Con grande forza d'animo, riuscì ad avvertire i familiari dell'imminente parto, e immediatamente uscirono fuori dalla chiesa, il più velocemente possibile. Malgrado fossero arrivati in casa, Letizia non fece in tempo a raggiungere la sua stanza e si riversò per terra. I parenti si spaventarono nel vederla cadere in quel modo e temettero che potesse perdere la creatura.

Però la partoriente mostrò tutta la sua tenacia, d'altronde era la sua quarta volta. Riuscì comunque a spostare le voluminose vesti ed indicò all'anziana e gentile serva Caterina, che le aveva fatto già fatto da levatrice, cosa doveva fare. Prima di tutto allontanò i parenti più allarmati dalla partoriente, solo quando ebbe controllato che tutti fossero in salotto, poté occuparsi completamente di lei.

Le urla della moglie si propagarono in ogni angolo della casa. Carlo era agitato, girovagava tra i mobili e i divani nervoso, nonostante conoscesse il carattere tenace di Letizia, aveva paura che qualcosa potesse andare storto, il parto era un evento imprevedibile. "Con questo non si è risparmiata" borbottò tra sé.

Quando le campane del mezzogiorno suonarono a festa, ecco che si udì, tra il trambusto, il primo e potente vagito della creatura. Tutti si guardarono increduli e si diressero verso l'entrata, trovandovi Letizia seduta, sfinita e felice, mentre stringeva tra le mani quel bambino minuscolo che agitava le braccia e le gambe all'aria.

- Complimenti Carlo! È un altro maschietto e bello vivace...non vedeva l’ora di nascere! - esclamò la levatrice raggiante dopo averli visti giungere precipitosamente.

- Fratellino! - urlò contento Giuseppe saltellando - Fratellino!

Carlo ringraziò il Signore con un fugace segno della croce, si augurò solo che questo sopravvivesse come il primogenito. Avanzò emozionato e colmo di gioia ed osservò il secondo figlio: era molto più piccolo e gracile di Giuseppe, dai grandi occhi chiari e con una testa abbastanza grossa,  non molto rotondetto. La sua espressione si fece più pensierosa e preoccupata: anche gli altri che erano morti prematuramente, avevano presentato un aspetto malaticcio.

Letizia si rivolse al fratello uterino Luciano Fesch, arcidiacono di quella diocesi, il quale incrociò il suo sguardo e capì come doveva agire - Carlo, se permettete - esordì mettendo una mano sulla spalla del cognato - Io proporrei di battezzarlo subito, come abbiamo fatto con gli altri - riferì solamente, non voleva paragonarsi di certo all'uccello del malaugurio.

Carlo annuì. Per ragioni di comodità decisero che sarebbe stato meglio battezzarlo in casa, dall'abate Gian Battista Diamante. Fu chiamato con il nome del prozio, ovvero Napoleone, come era consuetudine fare sull'isola con i secondogeniti, che era anche del primo figlio che ebbero poco dopo essersi sposati e che era morto prematuramente; mentre Giuseppe aveva ricevuto il nome del nonno.

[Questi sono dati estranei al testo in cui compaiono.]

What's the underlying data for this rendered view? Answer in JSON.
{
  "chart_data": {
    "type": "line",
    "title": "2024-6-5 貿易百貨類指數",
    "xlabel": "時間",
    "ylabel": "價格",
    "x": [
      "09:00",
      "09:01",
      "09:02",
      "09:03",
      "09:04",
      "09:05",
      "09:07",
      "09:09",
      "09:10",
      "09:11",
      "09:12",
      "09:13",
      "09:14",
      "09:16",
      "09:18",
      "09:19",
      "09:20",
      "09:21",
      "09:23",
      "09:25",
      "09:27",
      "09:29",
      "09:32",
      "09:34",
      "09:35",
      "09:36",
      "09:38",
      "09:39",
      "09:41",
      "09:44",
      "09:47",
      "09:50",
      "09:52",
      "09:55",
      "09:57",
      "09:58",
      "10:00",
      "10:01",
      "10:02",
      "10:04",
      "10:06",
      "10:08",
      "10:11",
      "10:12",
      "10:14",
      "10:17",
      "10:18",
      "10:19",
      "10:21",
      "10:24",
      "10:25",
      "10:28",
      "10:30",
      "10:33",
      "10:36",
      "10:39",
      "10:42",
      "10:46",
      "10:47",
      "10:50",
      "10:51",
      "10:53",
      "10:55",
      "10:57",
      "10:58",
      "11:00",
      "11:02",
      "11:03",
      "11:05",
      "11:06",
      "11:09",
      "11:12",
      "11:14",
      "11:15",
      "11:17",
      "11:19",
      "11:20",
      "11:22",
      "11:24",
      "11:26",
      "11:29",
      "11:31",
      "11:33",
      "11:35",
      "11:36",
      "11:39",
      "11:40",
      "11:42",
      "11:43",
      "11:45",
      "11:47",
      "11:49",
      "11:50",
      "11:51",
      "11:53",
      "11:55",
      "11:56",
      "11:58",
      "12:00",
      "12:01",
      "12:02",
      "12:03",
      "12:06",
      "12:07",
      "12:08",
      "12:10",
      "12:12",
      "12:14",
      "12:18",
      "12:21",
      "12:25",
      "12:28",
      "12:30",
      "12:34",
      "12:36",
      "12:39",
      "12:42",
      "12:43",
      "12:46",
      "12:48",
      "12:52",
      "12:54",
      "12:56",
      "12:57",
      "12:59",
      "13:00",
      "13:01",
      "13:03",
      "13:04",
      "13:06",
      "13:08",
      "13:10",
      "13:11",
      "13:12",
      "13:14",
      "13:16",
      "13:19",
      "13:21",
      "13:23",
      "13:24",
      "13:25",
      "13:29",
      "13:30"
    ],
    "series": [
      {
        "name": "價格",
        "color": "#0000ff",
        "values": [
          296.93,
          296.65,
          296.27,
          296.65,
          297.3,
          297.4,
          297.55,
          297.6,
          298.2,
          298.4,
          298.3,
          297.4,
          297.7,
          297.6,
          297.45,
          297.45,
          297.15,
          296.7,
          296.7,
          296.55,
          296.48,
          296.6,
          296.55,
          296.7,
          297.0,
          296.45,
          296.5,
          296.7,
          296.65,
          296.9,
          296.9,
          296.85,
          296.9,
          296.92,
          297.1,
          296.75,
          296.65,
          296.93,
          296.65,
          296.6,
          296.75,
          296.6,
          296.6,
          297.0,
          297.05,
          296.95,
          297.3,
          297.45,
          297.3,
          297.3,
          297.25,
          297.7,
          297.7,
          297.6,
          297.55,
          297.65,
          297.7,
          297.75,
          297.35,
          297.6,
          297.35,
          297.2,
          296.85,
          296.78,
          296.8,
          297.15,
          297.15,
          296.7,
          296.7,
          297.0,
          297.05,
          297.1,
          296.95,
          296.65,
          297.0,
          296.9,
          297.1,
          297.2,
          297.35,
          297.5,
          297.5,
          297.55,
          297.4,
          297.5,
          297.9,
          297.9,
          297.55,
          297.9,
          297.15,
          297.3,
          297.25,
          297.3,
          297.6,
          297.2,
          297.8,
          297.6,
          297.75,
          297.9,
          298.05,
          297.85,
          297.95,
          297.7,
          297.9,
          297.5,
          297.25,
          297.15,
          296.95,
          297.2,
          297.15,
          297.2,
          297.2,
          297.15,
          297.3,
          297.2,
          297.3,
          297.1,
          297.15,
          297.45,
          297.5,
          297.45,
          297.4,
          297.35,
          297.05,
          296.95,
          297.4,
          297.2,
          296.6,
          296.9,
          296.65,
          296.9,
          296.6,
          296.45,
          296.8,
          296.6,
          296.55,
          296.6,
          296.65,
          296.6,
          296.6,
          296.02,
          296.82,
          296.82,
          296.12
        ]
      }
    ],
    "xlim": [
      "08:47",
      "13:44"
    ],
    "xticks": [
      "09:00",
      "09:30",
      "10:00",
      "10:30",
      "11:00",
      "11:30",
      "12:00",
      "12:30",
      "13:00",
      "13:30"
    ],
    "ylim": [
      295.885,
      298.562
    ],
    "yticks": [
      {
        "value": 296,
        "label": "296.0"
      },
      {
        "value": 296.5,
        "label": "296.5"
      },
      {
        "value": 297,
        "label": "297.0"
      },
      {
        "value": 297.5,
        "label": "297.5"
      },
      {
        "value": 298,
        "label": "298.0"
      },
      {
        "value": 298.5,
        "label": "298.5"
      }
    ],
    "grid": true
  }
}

"Sono sicura che ti porterà fortuna, mio piccolo leone" disse Letizia mettendolo nella culla, delicatamente "Il tuo ruggito ha battuto persino le campane" continuò fiduciosa, dandogli un caldo bacio sulla fronte e aggiustandogli la coperta che spostava sempre con le gambine. I familiari, accertatesi della salute del piccolo, più che sano, ribattezzarono formalmente il bambino un anno ed undici mesi dopo, il 21 luglio 1771.